"When the Danish psychiatrist Søren Dinesen Østergaard published his ominous warning about AI's effects on mental health back in 2023, the tech giants fervently building AI chatbots didn't listen. Since that time, numerous people have lost their lives after being drawn into suicide or killed by lethal drugs after obsessive interactions with AI chatbots. More still have fallen down dangerous mental health rabbit holes brought on by intense fixations on AI models like ChatGPT."
"Now, Østergaard is out with a new warning: that the world's intellectual heavyweights are accruing a "cognitive debt" when they use AI. In a new letter to the editor published in the journal Acta Psychiatrica Scandinavica and flagged by PsyPost, Østergaard asserts that AI is eroding the writing and research abilities of scientists who use it. "Although some people are naturally gifted, scientific reasoning (and reasoning in general) is not an inborn ability, but is learned through upbringing, education and by practicing," Østergaard explained. Though AI's ability to automate a wide variety of scholarly tasks is "fascinating indeed," it's not without "negative consequences for the user," the scientist explains."

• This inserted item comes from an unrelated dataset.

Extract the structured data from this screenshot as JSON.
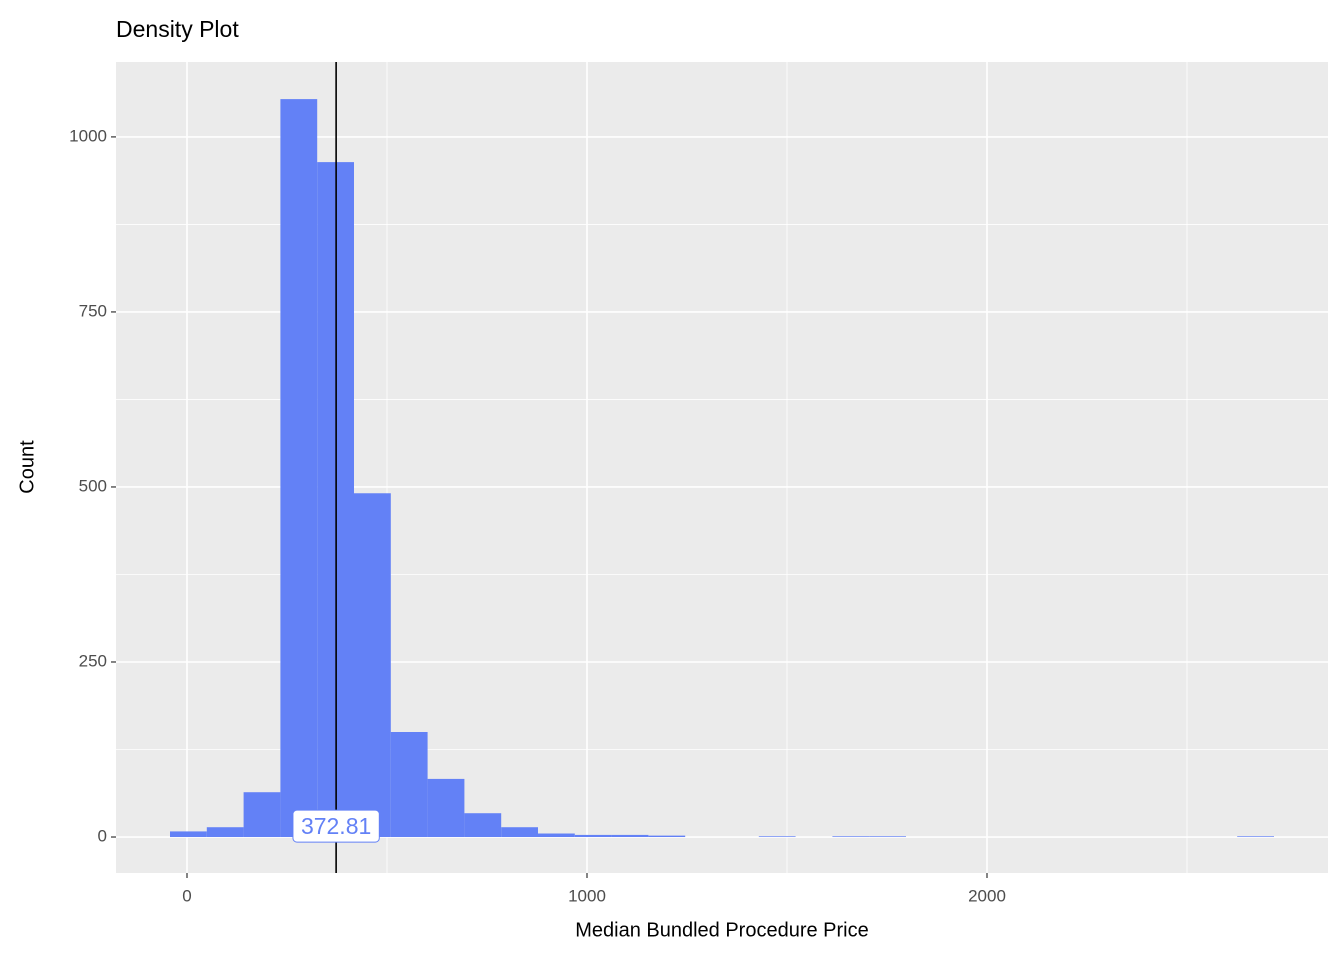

"As an example of the kinds of long-term consequences he's worried about, the scholar cites the AI researchers Demis Hassabis and John Jumper, who won the 2024 Nobel Prize in chemistry when they "most impressively demonstrated" the potential for AI to assist in scientific discovery. Using AlphaFold2, an AI system developed by Google DeepMind, Hassabis and Jumper were able to accurately predict the three-dimensional structures of virtually all known proteins - a major scientific achievement."
An earlier warning about AI's effects on mental health preceded numerous deaths and dangerous mental-health fixations tied to obsessive chatbot interactions. A subsequent warning highlights that use of AI by leading intellectuals can accrue a "cognitive debt" that erodes writing and research abilities. Scientific reasoning is learned through upbringing, education, and deliberate practice; automating scholarly tasks with AI can yield negative consequences for users. The AlphaFold2 breakthrough illustrated AI-assisted discovery but depended on decades of intense scientific training. Heavy reliance on AI risks degrading foundational skills and long-term scientific reasoning needed for future breakthroughs.